8. M. C B a obtenu le bénéfice de l'aide juridictionnelle totale. Par suite, son conseil peut se prévaloir des dispositions des articles L. 761-1 du code de justice administrative et 37 de la loi du 10 juillet 1991. Il y a lieu, dans les circonstances de l'espèce, et sous réserve que le cabinet Launois Flacelière, conseil de M. B, renonce à percevoir la somme correspondant à la part contributive de l'Etat, de mettre à la charge de l'Etat le versement au cabinet Launois Flacelière de la somme de 1 020 euros.

D E C I D E :

Article 1er : Il n'y a plus lieu de statuer sur les conclusions tendant à l'octroi de l'aide juridictionnelle à titre provisoire.

Article 2 : L'Etat est condamné à verser à M. B la somme de 150 euros.

Article 3 : Il est mis à la charge de l'Etat la somme de 1 020 euros à verser au cabinet Launois Flacelière, sous réserve qu'il renonce à percevoir la somme correspondant à la part contributive de l'Etat au titre de l'aide juridictionnelle, sur le fondement des dispositions de l'article 37 de la loi du 10 juillet 1991 et de l'article L. 761-1 du code de justice administrative.

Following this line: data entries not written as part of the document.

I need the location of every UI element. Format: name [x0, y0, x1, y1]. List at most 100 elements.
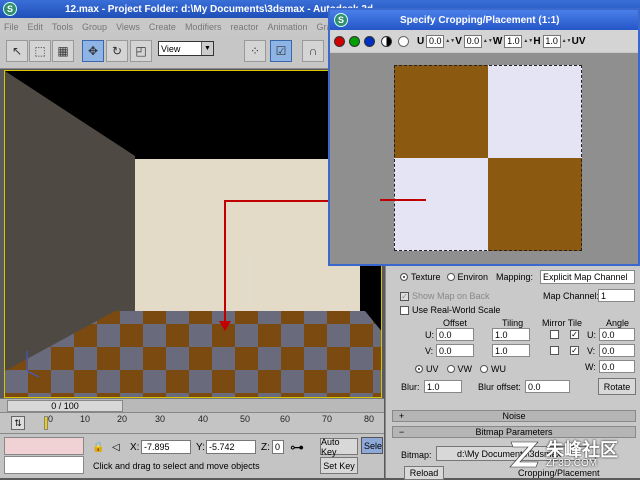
selected-dropdown[interactable]: Selec: [361, 437, 383, 454]
expand-plus-icon: +: [399, 411, 405, 421]
pivot-icon[interactable]: ⁘: [244, 40, 266, 62]
real-world-checkbox[interactable]: [400, 305, 409, 315]
uv-radio[interactable]: [415, 365, 423, 373]
vw-radio[interactable]: [446, 365, 455, 373]
texture-radio[interactable]: [400, 273, 408, 281]
maxscript-listener-pink[interactable]: [4, 437, 84, 455]
chevron-down-icon[interactable]: ▼: [201, 42, 213, 55]
mono-channel-icon[interactable]: [398, 35, 409, 47]
u-spinner-icon[interactable]: ▲▼: [445, 35, 455, 48]
status-prompt: Click and drag to select and move object…: [93, 461, 260, 471]
environ-radio[interactable]: [446, 273, 455, 281]
move-icon[interactable]: ✥: [82, 40, 104, 62]
menu-edit[interactable]: Edit: [28, 22, 44, 32]
menu-animation[interactable]: Animation: [267, 22, 307, 32]
rotate-icon[interactable]: ↻: [106, 40, 128, 62]
green-channel-icon[interactable]: [349, 35, 360, 47]
y-coord-label: Y:: [196, 442, 205, 453]
auto-key-button[interactable]: Auto Key: [320, 437, 358, 457]
menu-file[interactable]: File: [4, 22, 19, 32]
show-map-on-back-checkbox[interactable]: ✓: [400, 291, 409, 301]
perspective-viewport[interactable]: [4, 70, 382, 398]
v-tile-checkbox[interactable]: ✓: [570, 346, 579, 355]
dialog-title-bar[interactable]: S Specify Cropping/Placement (1:1): [330, 10, 638, 30]
select-filter-icon[interactable]: ▦: [52, 40, 74, 62]
menu-tools[interactable]: Tools: [52, 22, 73, 32]
magnet-icon[interactable]: ∩: [302, 40, 324, 62]
u-tiling-field[interactable]: 1.0: [492, 328, 530, 341]
v-tiling-field[interactable]: 1.0: [492, 344, 530, 357]
blur-field[interactable]: 1.0: [424, 380, 462, 393]
key-filter-icon[interactable]: ⇅: [11, 416, 25, 430]
tick-label: 40: [198, 414, 209, 424]
h-field[interactable]: 1.0: [542, 34, 561, 48]
menu-views[interactable]: Views: [116, 22, 140, 32]
maxscript-listener-white[interactable]: [4, 456, 84, 474]
z-coord-field[interactable]: 0: [272, 440, 284, 454]
rotate-button[interactable]: Rotate: [598, 378, 636, 395]
h-spinner-icon[interactable]: ▲▼: [562, 35, 572, 48]
tick-label: 20: [117, 414, 128, 424]
crop-region-outline[interactable]: [394, 65, 582, 251]
v-field-label: V: [455, 35, 462, 47]
select-arrow-icon[interactable]: ↖: [6, 40, 28, 62]
v-angle-field[interactable]: 0.0: [599, 344, 635, 357]
region-select-icon[interactable]: ⬚: [29, 40, 51, 62]
main-toolbar: ↖ ⬚ ▦ ✥ ↻ ◰ View ▼ ⁘ ☑ ∩: [0, 35, 330, 69]
alpha-channel-icon[interactable]: [381, 35, 392, 47]
blur-offset-field[interactable]: 0.0: [525, 380, 570, 393]
absolute-mode-icon[interactable]: ◁: [112, 442, 120, 453]
w-field[interactable]: 1.0: [504, 34, 523, 48]
blur-offset-label: Blur offset:: [478, 382, 521, 392]
scale-icon[interactable]: ◰: [130, 40, 152, 62]
reference-coord-dropdown[interactable]: View ▼: [158, 41, 214, 56]
y-coord-field[interactable]: -5.742: [206, 440, 256, 454]
u-mirror-checkbox[interactable]: [550, 330, 559, 339]
scene-render: [5, 71, 381, 397]
show-map-on-back-row: ✓ Show Map on Back: [400, 291, 490, 301]
crop-canvas[interactable]: [330, 53, 638, 264]
menu-create[interactable]: Create: [149, 22, 176, 32]
u-offset-field[interactable]: 0.0: [436, 328, 474, 341]
x-coord-field[interactable]: -7.895: [141, 440, 191, 454]
u-angle-field[interactable]: 0.0: [599, 328, 635, 341]
app-logo-icon[interactable]: S: [3, 2, 17, 16]
mapping-dropdown[interactable]: Explicit Map Channel: [540, 270, 635, 284]
u-field[interactable]: 0.0: [426, 34, 445, 48]
v-mirror-checkbox[interactable]: [550, 346, 559, 355]
red-channel-icon[interactable]: [334, 35, 345, 47]
menu-modifiers[interactable]: Modifiers: [185, 22, 222, 32]
real-world-label: Use Real-World Scale: [412, 305, 501, 315]
w-angle-field[interactable]: 0.0: [599, 360, 635, 373]
u-tile-checkbox[interactable]: ✓: [570, 330, 579, 339]
key-icon[interactable]: ⊶: [290, 439, 304, 456]
noise-rollout[interactable]: + Noise: [392, 410, 636, 422]
environ-label: Environ: [457, 272, 489, 282]
time-slider-thumb[interactable]: 0 / 100: [7, 400, 123, 412]
noise-rollout-label: Noise: [502, 411, 526, 421]
v-offset-field[interactable]: 0.0: [436, 344, 474, 357]
w-angle-label: W:: [585, 362, 596, 372]
tick-label: 70: [322, 414, 333, 424]
lock-icon[interactable]: 🔒: [92, 442, 104, 453]
uv-toggle[interactable]: UV: [572, 36, 586, 47]
angle-header: Angle: [606, 318, 630, 328]
menu-group[interactable]: Group: [82, 22, 107, 32]
map-channel-field[interactable]: 1: [598, 289, 635, 302]
set-key-button[interactable]: Set Key: [320, 457, 358, 474]
track-bar[interactable]: ⇅ 0 10 20 30 40 50 60 70 80: [0, 412, 384, 433]
w-spinner-icon[interactable]: ▲▼: [523, 35, 533, 48]
time-slider-track[interactable]: 0 / 100: [0, 398, 384, 412]
v-spinner-icon[interactable]: ▲▼: [483, 35, 493, 48]
w-field-label: W: [492, 35, 503, 47]
dialog-title: Specify Cropping/Placement (1:1): [400, 14, 560, 26]
menu-reactor[interactable]: reactor: [230, 22, 258, 32]
snap-icon[interactable]: ☑: [270, 40, 292, 62]
show-map-on-back-label: Show Map on Back: [412, 291, 490, 301]
blue-channel-icon[interactable]: [364, 35, 375, 47]
menu-bar: File Edit Tools Group Views Create Modif…: [0, 18, 332, 35]
u-label: U:: [425, 330, 434, 340]
main-window-title: 12.max - Project Folder: d:\My Documents…: [65, 3, 374, 15]
v-field[interactable]: 0.0: [463, 34, 482, 48]
wu-radio[interactable]: [480, 365, 489, 373]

Article 4 : Le surplus des conclusions de la requête est rejeté.

Article 5 : Le présent jugement sera notifié à M. C B, au cabinet Launois Flacelière et au ministre de la transition écologique et de la cohésion des territoires.

Copie en sera adressée au préfet de la Seine-Saint-Denis.

Rendu public par mise à disposition au greffe le 15 septembre 2022.

Le magistrat désigné

Signé

D. ALa greffière

Signé

I. Dad

La République mande et ordonne ministre de la transition écologique et de la cohésion des territoires, en ce qui le concerne et à tous commissaires de justice à ce requis en ce qui concerne les voies de droit commun contre les parties privées, de pourvoir à l'exécution de la présente décision.